I smile. “This run business is not your thing.”
“You know very well it isn’t,” he says, catching Cora neatly as she attempts to follow the runners. Slinging her up and onto his hip, he starts to walk slowly and I fall into stride next to him. “Sunday is the one day that we get a lie in and my mother is staying this week. Do you know what that means, Milo?”
I blink. “You’re having a nice time?”
“I’d be having a nicer time lying in with my husband while my mother looks after Cora.”
“Oh,” I say and start to laugh. He throws me a dark look.
“It’s okay for you, Milo. In your big old house with just the two of you and no one to hear you scream. Last time I shouted during sex, I had my daughter banging on the door demanding to know if I’d fallen over, accompanied by Chewwy howling.” He shudders. “It quite put us off our stride.”
I start to laugh helplessly and he joins in, his expression wry.
We walk along for a bit, keeping to the side of the course while Cora jumps and skips alongside while admiring her new flowery wellies.
“What have you got on this week?” he asks.
I narrow my eyes, thinking. “I’ve got the two portraits from last week to finish. Then they’ve got to be packed up and shipped off. I’ve got a few days then before I’ve got to go to Gloucestershire.”
He smiles as if liking that. “How long will you be away?”
“A week at the most. Or at least I hope so.”
“I hope so too,” he says tartly. “Because Niall will be like a bear with a sore head the longer you’re away.”
I sigh. “I’ll be the same.” I shoot him a look. “I know it sounds silly, but I hate being away from him.”

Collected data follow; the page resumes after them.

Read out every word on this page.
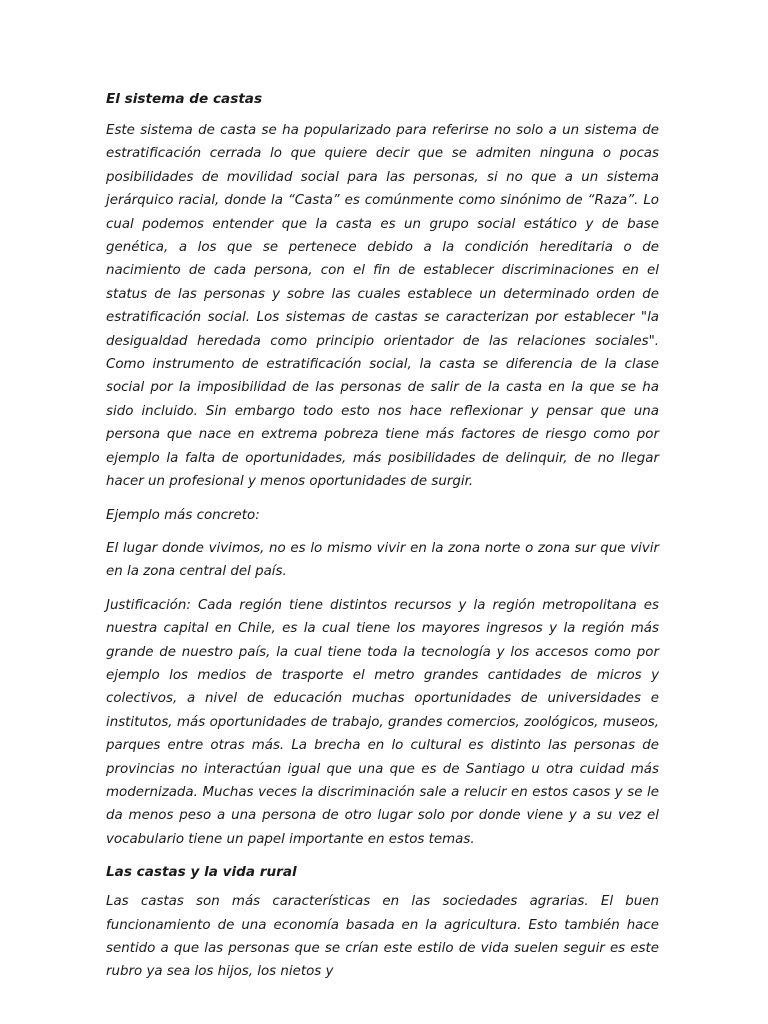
El sistema de castas

Este sistema de casta se ha popularizado para referirse no solo a un sistema de estratificación cerrada lo que quiere decir que se admiten ninguna o pocas posibilidades de movilidad social para las personas, si no que a un sistema jerárquico racial, donde la “Casta” es comúnmente como sinónimo de “Raza”. Lo cual podemos entender que la casta es un grupo social estático y de base genética, a los que se pertenece debido a la condición hereditaria o de nacimiento de cada persona, con el fin de establecer discriminaciones en el status de las personas y sobre las cuales establece un determinado orden de estratificación social. Los sistemas de castas se caracterizan por establecer "la desigualdad heredada como principio orientador de las relaciones sociales". Como instrumento de estratificación social, la casta se diferencia de la clase social por la imposibilidad de las personas de salir de la casta en la que se ha sido incluido. Sin embargo todo esto nos hace reflexionar y pensar que una persona que nace en extrema pobreza tiene más factores de riesgo como por ejemplo la falta de oportunidades, más posibilidades de delinquir, de no llegar hacer un profesional y menos oportunidades de surgir.

Ejemplo más concreto:

El lugar donde vivimos, no es lo mismo vivir en la zona norte o zona sur que vivir en la zona central del país.

Justificación: Cada región tiene distintos recursos y la región metropolitana es nuestra capital en Chile, es la cual tiene los mayores ingresos y la región más grande de nuestro país, la cual tiene toda la tecnología y los accesos como por ejemplo los medios de trasporte el metro grandes cantidades de micros y colectivos, a nivel de educación muchas oportunidades de universidades e institutos, más oportunidades de trabajo, grandes comercios, zoológicos, museos, parques entre otras más. La brecha en lo cultural es distinto las personas de provincias no interactúan igual que una que es de Santiago u otra cuidad más modernizada. Muchas veces la discriminación sale a relucir en estos casos y se le da menos peso a una persona de otro lugar solo por donde viene y a su vez el vocabulario tiene un papel importante en estos temas.

Las castas y la vida rural

Las castas son más características en las sociedades agrarias. El buen funcionamiento de una economía basada en la agricultura. Esto también hace sentido a que las personas que se crían este estilo de vida suelen seguir es este rubro ya sea los hijos, los nietos y
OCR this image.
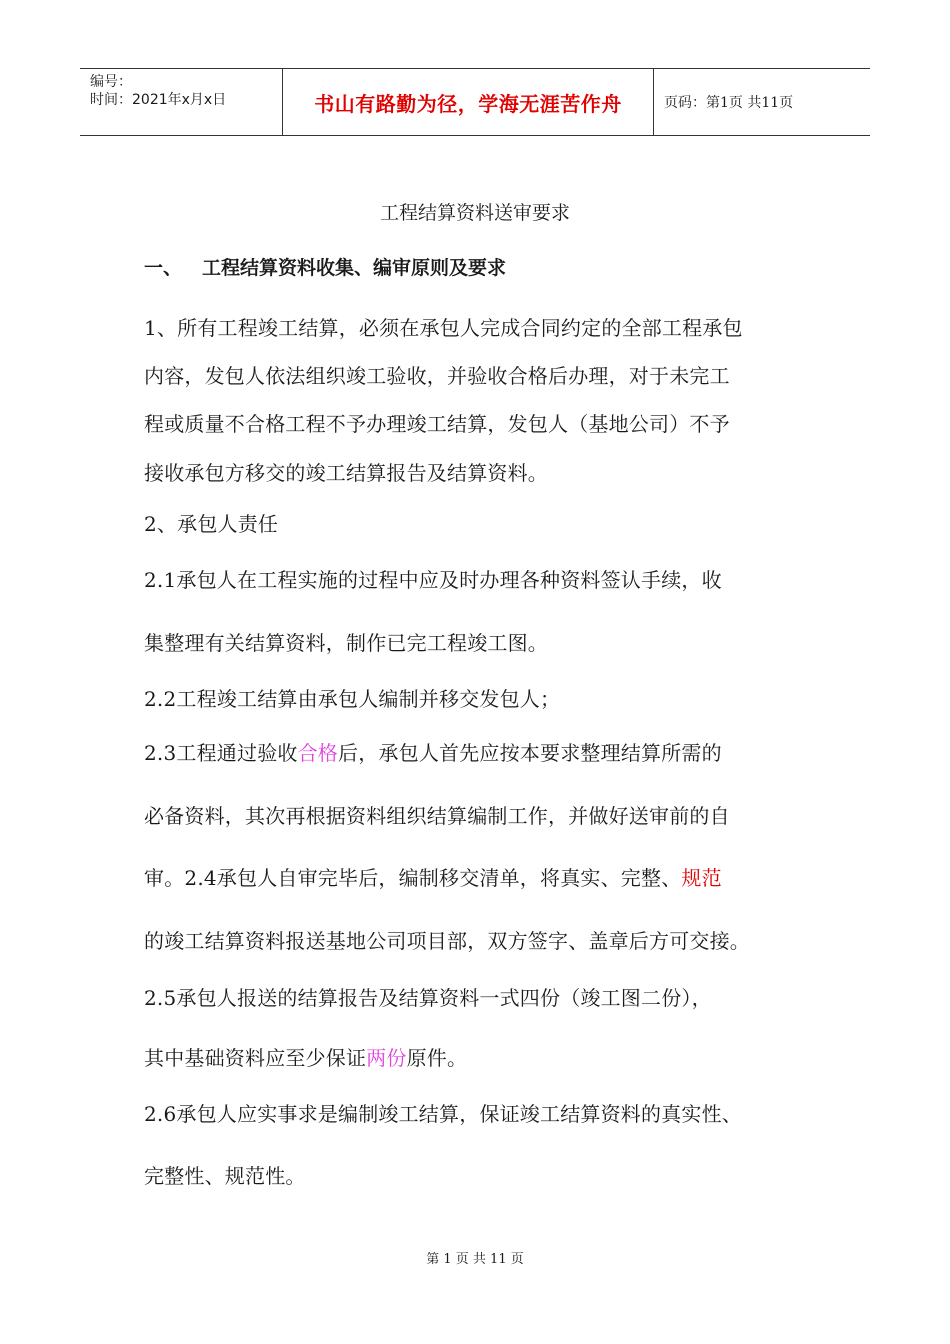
编号：
时间：2021年x月x日	书山有路勤为径，学海无涯苦作舟	页码：第1页 共11页
工程结算资料送审要求
一、 工程结算资料收集、编审原则及要求
1、所有工程竣工结算，必须在承包人完成合同约定的全部工程承包
内容，发包人依法组织竣工验收，并验收合格后办理，对于未完工
程或质量不合格工程不予办理竣工结算，发包人（基地公司）不予
接收承包方移交的竣工结算报告及结算资料。
2、承包人责任
2.1承包人在工程实施的过程中应及时办理各种资料签认手续，收
集整理有关结算资料，制作已完工程竣工图。
2.2工程竣工结算由承包人编制并移交发包人；
2.3工程通过验收合格后，承包人首先应按本要求整理结算所需的
必备资料，其次再根据资料组织结算编制工作，并做好送审前的自
审。2.4承包人自审完毕后，编制移交清单，将真实、完整、规范
的竣工结算资料报送基地公司项目部，双方签字、盖章后方可交接。
2.5承包人报送的结算报告及结算资料一式四份（竣工图二份），
其中基础资料应至少保证两份原件。
2.6承包人应实事求是编制竣工结算，保证竣工结算资料的真实性、
完整性、规范性。
第 1 页 共 11 页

“Not silly at all,” he says placidly. “You’re in love. That’s a natural side effect, or it should be.”
“I wish he could come with me, but Lord Reid is rather eccentric. He doesn’t like his staff to have guests.”
“He doesn’t want you having a gentleman caller? How veryUpstairs Downstairs!”
I laugh. “I think that term might be a bit libellous if applied to Niall. A gentleman he isn’t.”
He laughs, and we lapse into an easy silence while I watch the runners and search for a familiar head and shoulders. I was telling the truth. I will miss him. Far more than anyone could guess.
This tall and effervescent man is my whole heart. I love him fiercely and to the depths of me. He’s everything to me. My best friend, my lover, and my biggest supporter. My career has grown in leaps and bounds the last couple of years, now that I’m so much more confident in putting myself forward for jobs. I’ll also leave the estate more and it’s totally down to Niall. It’s as if him loving me both tethers me at his side and sets me gloriously free. I feel happy to show me now because a wonderful man loves that person with all his faults and foibles, and if that person stutters then so fucking what? That little practice that Niall set up in an unused room inChi an Morfor me has now spread to three rooms and I employ an apprentice as well.
I’m totally myself with him and hold nothing back, and we fight and talk and fuck and love and it’s wonderful and liberating.
We finally find ourselves by the water jump and I smile.
“What?” Oz asks.
“This is where we were when Niall first kissed me.”
“How romantic and muddy,” he shudders, but the smile on his lips gives him away.
“Hey, it was romantic, especially the seven-month-old baby in between us and Brunhild the Happy Homophobe to one side.”
“Oh my God, is she here?” He ducks around me to look both ways.
“Probably. She’s always at these things,” I say gloomily. “It’s as if when they banned fox hunting she had to pick a lesser blood sport.”
“The foxes are probably laughing themselves silly now, having a lie down with a cup of tea.” He looks down at Cora. “I remember that,” he says. “You had Cora in that sling.”
“She wouldn’t fit now,” I say, eyeing the merry little girl who is jumping around us. She’s let her fear of ruining her new wellies be overtaken by the strong desire to jump in muddy puddles, and as such she’s speckled with the stuff.